Clinical Depression – a mental disorder characterized by an all-encompassing low mood accompanied by low self-esteem, and loss of interest or pleasure in normally enjoyable activities. Symptoms last two weeks or more and are so severe that they interfere with daily living.
Dementia - a descriptive term for a collection of symptoms that can be caused by a number of disorders that affect the brain. People with dementia have significantly impaired intellectual functioning that interferes with normal activities and relationships. They also lose their ability to solve problems and maintain emotional control, and they may experience personality changes and behavioral problems such as agitation, delusions, and hallucinations. Dementia is diagnosed if two or more brain functions, such as memory, language skills, perception, or cognitive skills including reasoning and judgment, are significantly impaired without loss of consciousness.
Disability – The Americans with Disabilities Act (ADA) defines disability as "a physical or mental impairment that substantially limits one or more major life activities of such individual, a record of that impairment or being regarded as having such an impairment." Other definitions, such as those espoused by the United Nations, are more social in nature and distinguish between impairments, disabilities, and handicaps.
"Ageism" is a term used to describe stereotyping of and discrimination against persons based on their age. In American society, the term refers most commonly to negative attitudes about aging and the elderly. Media and marketing have been criticized for their promotion of a culture of youth and their unfavorable depiction of aging and the elderly. Studies have shown that widespread exposure to negative images of the elderly and media messages that marginalize elders can have harmful effects on the mental and physical health of older people. On the other hand, a recent study of happiness in the United States shows that aging tends to be associated with increased levels of happiness.

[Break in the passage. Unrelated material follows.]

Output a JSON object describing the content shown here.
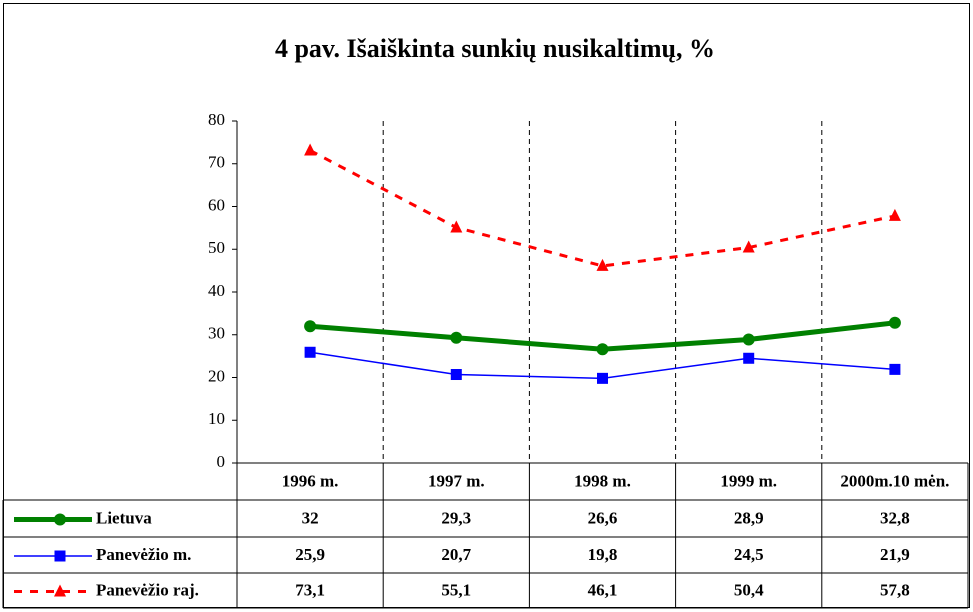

The potential for social isolation is another significant concern related to aging. Life course events such as retirement and the death of a spouse can reduce social connections, while physical impairments and reduced mobility can present barriers to social interaction as well as access to information and resources. These conditions can increase the vulnerability of older persons to abuse, neglect, and financial exploitation. Social integration and support networks therefore are considered to be critical to the health and well-being of older persons.
Past theories held that social isolation is an inevitable aspect of aging, which painted a bleak view of older age. This concept was challenged by newer theories and research indicating that older adults tend to maintain their accustomed social roles and activities as they age and that they can be resilient to the impact of later life transitions such as retirement and bereavement. A recent study examined social integration from the perspective of social networks (The Social Connectedness of Older Adults: A National Profile, originally published in the American Sociological Review, 2008; 73 (2), 185-203). The researchers found that, although the size and closeness of social networks may decline with age, the frequency of higher quality social contacts may increase as older adults have more time for community involvement (e.g., religious participation and volunteering).
Several demographic trends point to the potential for diminished family support networks for older persons. Increases in the divorce rate, a decline in the birth rate, and geographic mobility may lead to lower social connection and higher levels of social isolation. As fewer family members are available or capable of caring for elderly relatives, additional pressures are likely to be placed on social service agencies to provide some level of assistance. Bringing social, religious and civic institutions into a coordinated community response to elder abuse may help prevent social isolation of older adults, mitigate the negative impact of media portrayals of elders, and reduce their vulnerability to abuse, neglect and exploitation.